Even though the stock then rallied, rising by seven per cent in the month following the departure of Jobs as CEO and became the company’s chairman, analysts took note.

When a brand becomes so completely associated with a particular person, the stability of the brand becomes questionable when that person is no longer part of the equation. 

In the case of Jobs, his presentations were major business news events, often viewed with the same marvel as a magic show, with the man himself generally sporting a black shirt, blending into the dark background, his head and hands – holding a new Apple product – standing out, almost glowing.

In other words, in the eyes of many,  especially internally, within the company itself, Apple is (or was) Steve Jobs. And this, said Ian Stephens, principal at Saffron Brand Consultants in the UK, is a major problem. 

“Apple’s real problem is that Apple’s competitive advantage is culture – many great technology companies have tried to replicate Apple and failed,” said Stephens, who does not think customers will downgrade the brand after Jobs’s passing.

“The thing that frustrates them is that they get smart people, they invest, the do the market research, and yet, time and time again, they fall short of where Apple is, and the difference is culture,” said Stephens, who said Jobs, known as a “tough micro-manager on every level”, was “irreplaceable and an all-encompassing eye-in-the sky”.

The danger the company faces is that Apple will stop being Apple, and that “over time their invincibility will wane, and the very hungry competitors around them will actually do what they’ve not been able to do for at least the last decade, and match Apple’s ability to somehow create these amazing products that capture people’s imaginations, because those things have come from the Apple culture, and the Apple culture comes from Steve Jobs,” Stephens said.

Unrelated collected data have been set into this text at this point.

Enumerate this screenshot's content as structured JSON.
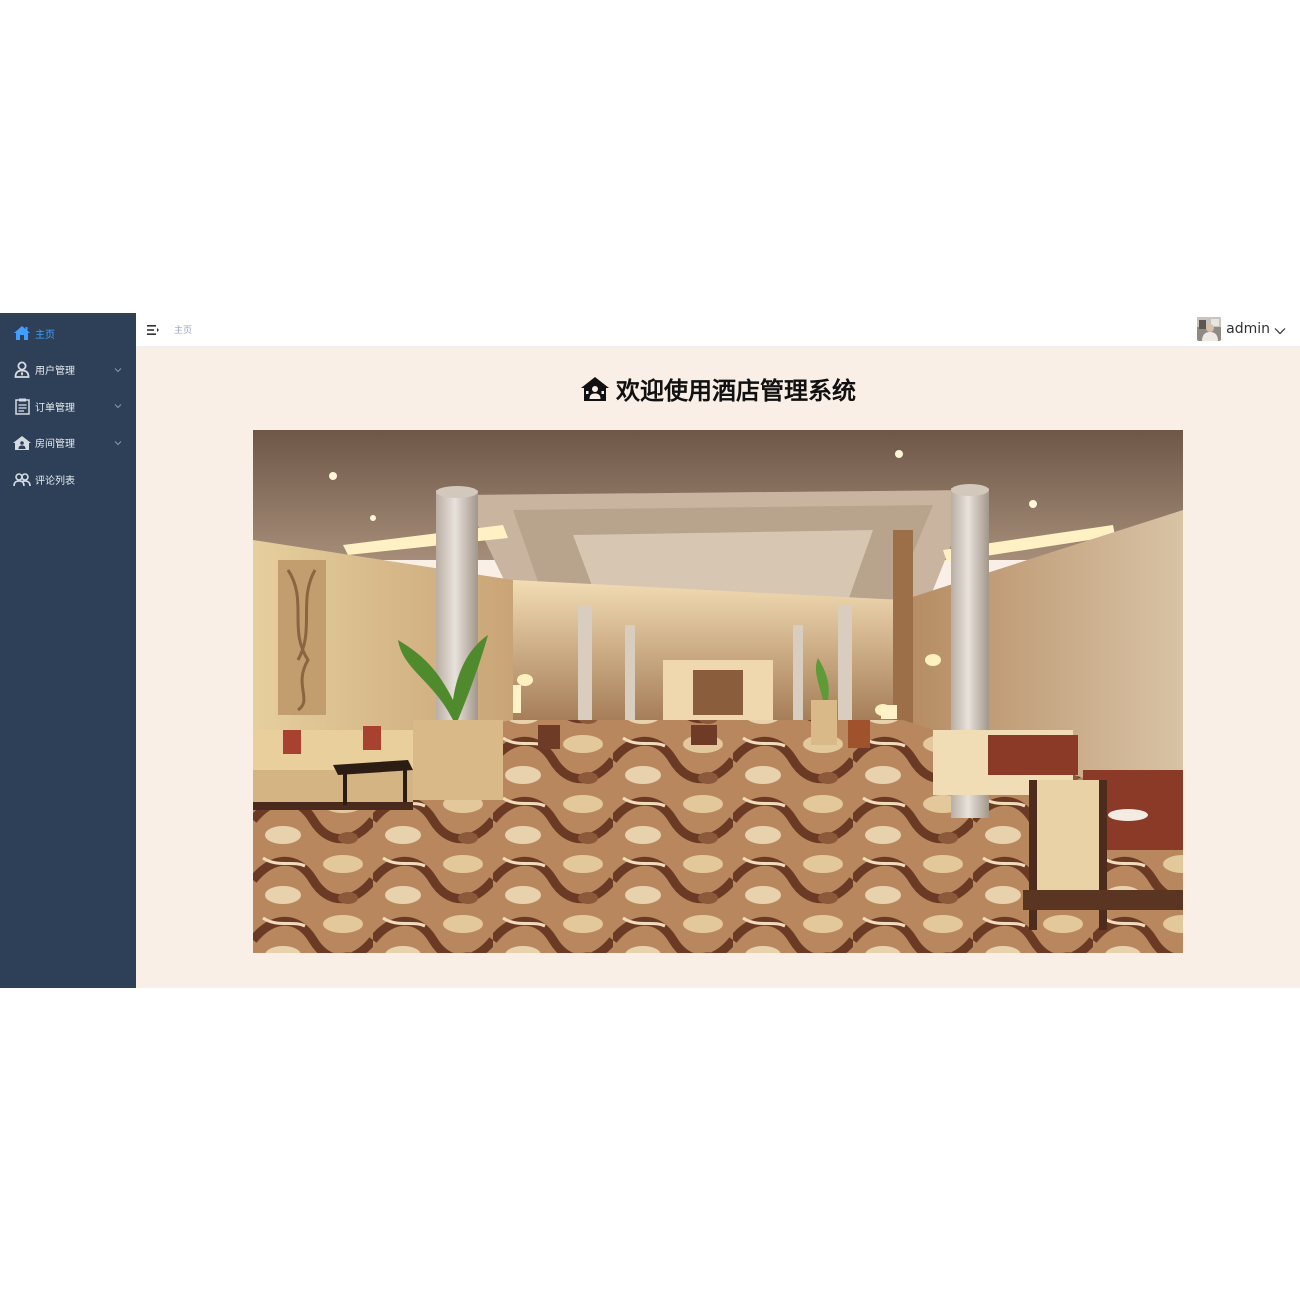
{
  "sidebar": {
    "items": [
      {
        "label": "主页",
        "icon": "home-icon",
        "active": true
      },
      {
        "label": "用户管理",
        "icon": "user-icon",
        "has_children": true
      },
      {
        "label": "订单管理",
        "icon": "order-icon",
        "has_children": true
      },
      {
        "label": "房间管理",
        "icon": "hotel-icon",
        "has_children": true
      },
      {
        "label": "评论列表",
        "icon": "comment-icon",
        "has_children": false
      }
    ],
    "background": "#2e4057",
    "active_color": "#409eff"
  },
  "header": {
    "breadcrumb": "主页",
    "username": "admin"
  },
  "main": {
    "welcome_title": "欢迎使用酒店管理系统",
    "background": "#faefe6"
  }
}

Future of the iconic brand

No one is predicting the demise of Apple just yet. For one thing, as Wired‘s Lanxon said, Apple’s current CEO Tim Cook has been essentially acting in the role for some time, and the man behind the winning iPod, iMac and iPad designs, Jonathan Ive, isn’t going anywhere.

“…Apple is an incredibly healthy company with an enormous amount of talent, and Jobs hired amazing people and made them love working for Apple, so I believe they will continue to make great kit,” Lanxon said.

But for how long?

Naughton said that the death of Jobs will likely not have any short term effect on the company’s products as any gadgets being released in the next 18 -14 months would have been in the works while Jobs was still in his post. 

The uncertainty, he said, is in the long-term future of the company, which, he described as a “corporate extension of Jobs’s personality”.

“In the longer run I’m sure his passing will have a profound impact, because an obsessive visionary like him only comes along once in a generation,” Naughton said. 

“Apple without Steve Jobs will become a bit more like any other large company.”

Still, Naughton thinks Apple has a few good years left yet, in which it will continue to dominate the market for smartphones, tablets and music sales.

“But nothing lasts forever: Just remember what happened to Nokia,” he said, referring to the embattled Finnish brand that once lead the mobile phone market.